Liputan6.com, Jakarta – Harga pangan di Pasar Ciputat, Ciputat Timur alami kenaikan dalam dua bulan di tahun ini. Menurut Seorang pedagang bahan pangan, Aprelia Seftiani (20), faktor utama kenaikan harga adalah cuaca yang buruk, terutama di awal tahun.
“Harga (bahan pangan) mah udah pada naik sejak awal Januari, semenjak cuaca buruk dan berita bencana banjir itu” ujar Aprelia.

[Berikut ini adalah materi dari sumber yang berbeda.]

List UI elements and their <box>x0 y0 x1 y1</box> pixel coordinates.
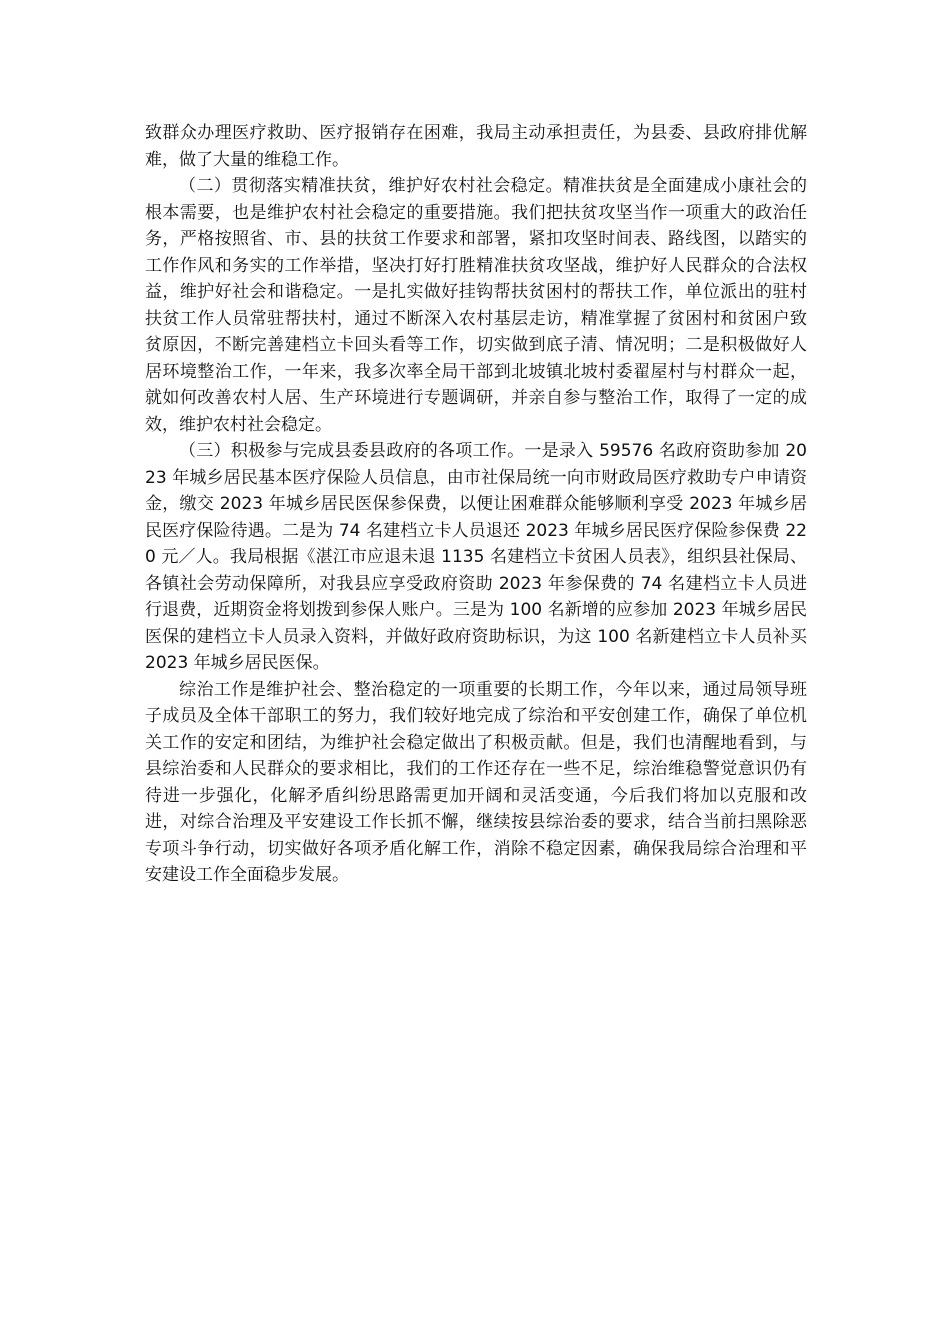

Bumbu dapur dan telur mengalami kenaikan yang signifikan. Biasanya telur dibanderol dengan harga Rp27.000 per kilonya, sekarang naik menjadi Rp31.000 per kilonya.
Walaupun begitu, Aprelia mengakui bahwa jumlah pembeli yang datang berada di frekuensi yang normal seperti hari biasa. artinya tidak terjadi pengurangan atau pertambahan pembeli meskipun harga naik akibat cuaca buruk.
Aprelia mengungkapkan bahwa bumbu-bumbu dapur mengalami kenaikan harga.
“Kalau cabai normal sih biasanya Rp45.000, sekarang rawit merah yang naik jadi Rp95.000 per kilo,” ujar Aprelia.
Selain cabai, bawang merah dan bawang putih juga mengalami kenaikan harga. Harga biasanya hanya berkisar Rp40.000-an, namun sekarang naik menjadi Rp50.000-an.
“Bawang merah sekarang harganya Rp55.000 yang tadinya Rp40.000-45.000 jadi Rp55.000” ungkap Aprelia.
Selain bumbu dapur, ayam dan ikan juga mengalami kenaikan namun ikan tidak begitu signifikan. Aprelia menjelaskan bahwa kenaikan harga ikan hanya berkisar Rp1000-2.000.
“Harga ayam yang biasanya R45.000-Rp48.000 jadi Rp52.000-Rp55.000 per 1 ekor. Ayam yang filet yang tadinya harganya Rp55.000 jadi Rp60.000.” katanya.
“Kalau harga ikan sih masih tetap paling naiknya cuma Rp1.000-Rp2.000 gitu, yang tadinya ikan lele Rp28.000 jadi Rp30.000 per kilo,” tambahnya.
Sedangkan rempah-rempah masih di harga normal.
Aprelia mengungkapkan bahwa kenaikan tersebut dipengaruhi oleh cuaca hujan ekstrem sejak akhir Desember 2025 hingga sekarang.